U.S. Senate Majority leader Mitch McConnell says Republicans have not ruled out calling witnesses in the impeachment trial of President Donald Trump.
"We haven't ruled out witnesses," McConnell told "Fox & Friends." on Monday. "We've said, 'Let's handle this case just like we did with President Clinton.' Fair is fair."
Last week, the top Republican lawmaker dismissed calls by Senate Minority leader Chuck Schumer to hear from four officials during a Senate impeachment trial, including former National Security Adviser John Bolton and Acting White House Chief of Staff Mick Mulvaney. The officials had refused to testify during the House impeachment inquiry of the president.
On a near straight party line vote, the Democrat-controlled House of Representatives approved two articles of impeachment against Trump last Wednesday, making him only the third U.S. president to be impeached in the country's 243-year history. He is accused of abusing the power of the presidency to benefit himself politically and then obstructing congressional efforts to investigate his actions.

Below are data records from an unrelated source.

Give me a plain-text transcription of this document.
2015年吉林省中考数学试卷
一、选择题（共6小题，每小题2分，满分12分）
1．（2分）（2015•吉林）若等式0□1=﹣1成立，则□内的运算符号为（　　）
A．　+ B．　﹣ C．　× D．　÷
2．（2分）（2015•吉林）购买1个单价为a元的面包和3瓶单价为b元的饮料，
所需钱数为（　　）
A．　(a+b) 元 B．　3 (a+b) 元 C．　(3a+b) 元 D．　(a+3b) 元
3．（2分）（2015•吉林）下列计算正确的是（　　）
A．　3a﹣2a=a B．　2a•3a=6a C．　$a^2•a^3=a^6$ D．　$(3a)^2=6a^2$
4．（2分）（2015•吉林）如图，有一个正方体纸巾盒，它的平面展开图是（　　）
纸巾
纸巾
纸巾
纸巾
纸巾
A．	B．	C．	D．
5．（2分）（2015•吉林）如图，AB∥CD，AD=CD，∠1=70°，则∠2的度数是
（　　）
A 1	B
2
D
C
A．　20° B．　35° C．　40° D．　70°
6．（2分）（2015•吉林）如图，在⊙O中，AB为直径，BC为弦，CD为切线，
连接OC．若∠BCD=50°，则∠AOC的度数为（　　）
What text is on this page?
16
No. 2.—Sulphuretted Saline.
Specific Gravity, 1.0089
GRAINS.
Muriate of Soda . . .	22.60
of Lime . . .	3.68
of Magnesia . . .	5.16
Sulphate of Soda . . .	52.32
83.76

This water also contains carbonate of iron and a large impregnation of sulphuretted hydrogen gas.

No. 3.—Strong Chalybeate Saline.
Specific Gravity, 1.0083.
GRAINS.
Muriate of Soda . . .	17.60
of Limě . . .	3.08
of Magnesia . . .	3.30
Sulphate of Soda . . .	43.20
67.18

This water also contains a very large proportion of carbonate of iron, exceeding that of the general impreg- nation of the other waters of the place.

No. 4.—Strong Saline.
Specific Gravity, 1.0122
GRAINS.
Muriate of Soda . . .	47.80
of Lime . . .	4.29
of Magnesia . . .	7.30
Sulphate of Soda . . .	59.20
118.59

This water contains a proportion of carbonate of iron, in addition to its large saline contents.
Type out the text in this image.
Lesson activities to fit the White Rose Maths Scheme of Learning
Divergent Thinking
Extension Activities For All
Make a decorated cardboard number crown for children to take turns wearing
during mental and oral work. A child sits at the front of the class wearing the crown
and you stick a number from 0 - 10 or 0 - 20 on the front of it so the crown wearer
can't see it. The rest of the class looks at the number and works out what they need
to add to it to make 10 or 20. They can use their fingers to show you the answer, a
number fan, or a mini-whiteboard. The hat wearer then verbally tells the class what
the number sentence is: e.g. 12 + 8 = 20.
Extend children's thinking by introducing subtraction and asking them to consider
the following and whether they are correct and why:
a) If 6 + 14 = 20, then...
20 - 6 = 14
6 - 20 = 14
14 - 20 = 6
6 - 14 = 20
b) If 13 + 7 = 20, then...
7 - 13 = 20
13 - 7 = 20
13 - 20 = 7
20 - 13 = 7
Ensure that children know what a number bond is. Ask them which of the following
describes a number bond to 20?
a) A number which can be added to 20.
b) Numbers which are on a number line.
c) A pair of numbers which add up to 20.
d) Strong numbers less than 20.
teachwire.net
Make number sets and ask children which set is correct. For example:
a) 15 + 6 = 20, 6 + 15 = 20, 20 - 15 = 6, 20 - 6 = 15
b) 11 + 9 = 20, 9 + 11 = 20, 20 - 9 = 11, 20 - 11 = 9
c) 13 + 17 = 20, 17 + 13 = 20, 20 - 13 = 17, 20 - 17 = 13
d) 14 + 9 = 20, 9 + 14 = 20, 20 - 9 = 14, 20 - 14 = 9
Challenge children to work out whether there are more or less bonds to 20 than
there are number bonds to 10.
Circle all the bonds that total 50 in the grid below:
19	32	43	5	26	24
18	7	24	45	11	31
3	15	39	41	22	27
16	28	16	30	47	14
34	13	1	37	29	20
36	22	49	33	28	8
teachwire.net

The allegations stem from a July call with Ukraine's president in which Trump asks for an investigation into one of his chief political rivals.
House Speaker Nancy Pelosi has said she will not send the articles of impeachment to the Senate or choose impeachment prosecutors until the Senate agrees on rules governing the process.
The Senate is not authorized to begin a trial until it receives the articles from the House.
Trump lashed out at Pelosi Monday, tweeting that she "gives us the most unfair trial in the history of the U.S. Congress, and now she is crying for fairness in the Senate, and breaking all rules while doing so. She lost Congress once, she will do it again!
Trump has insisted he did nothing wrong in his push to get Ukraine to investigate one of his chief 2020 Democratic challengers, former Vice President Joe Biden and, his son Hunter Biden's lucrative work for a Ukrainian natural gas company. Trump had also called for a probe into a debunked theory that Ukraine meddled in the 2016 election.
Trump made the appeal for the Biden investigations at a time when he was temporarily withholding $391 million in military aid Kyiv wanted to help fight pro-Russian separatists in eastern Ukraine.
The U.S. president eventually released the money in September without Zelenskiy launching the Biden investigations, proof, Republicans have said, that Trump had not engaged in a reciprocal quid pro quo deal, the military aid in exchange for the Biden probe.
Trump has on countless occasions described his late July call with Zelenskiy as "perfect," when he asked him to "do us a favor," to investigate the Bidens and Ukraine's purported role in the 2016 election. As the impeachment controversy mounted, Trump has subsequently claimed the "us" in his request to Zelenskiy referred not to him personally but to the United States.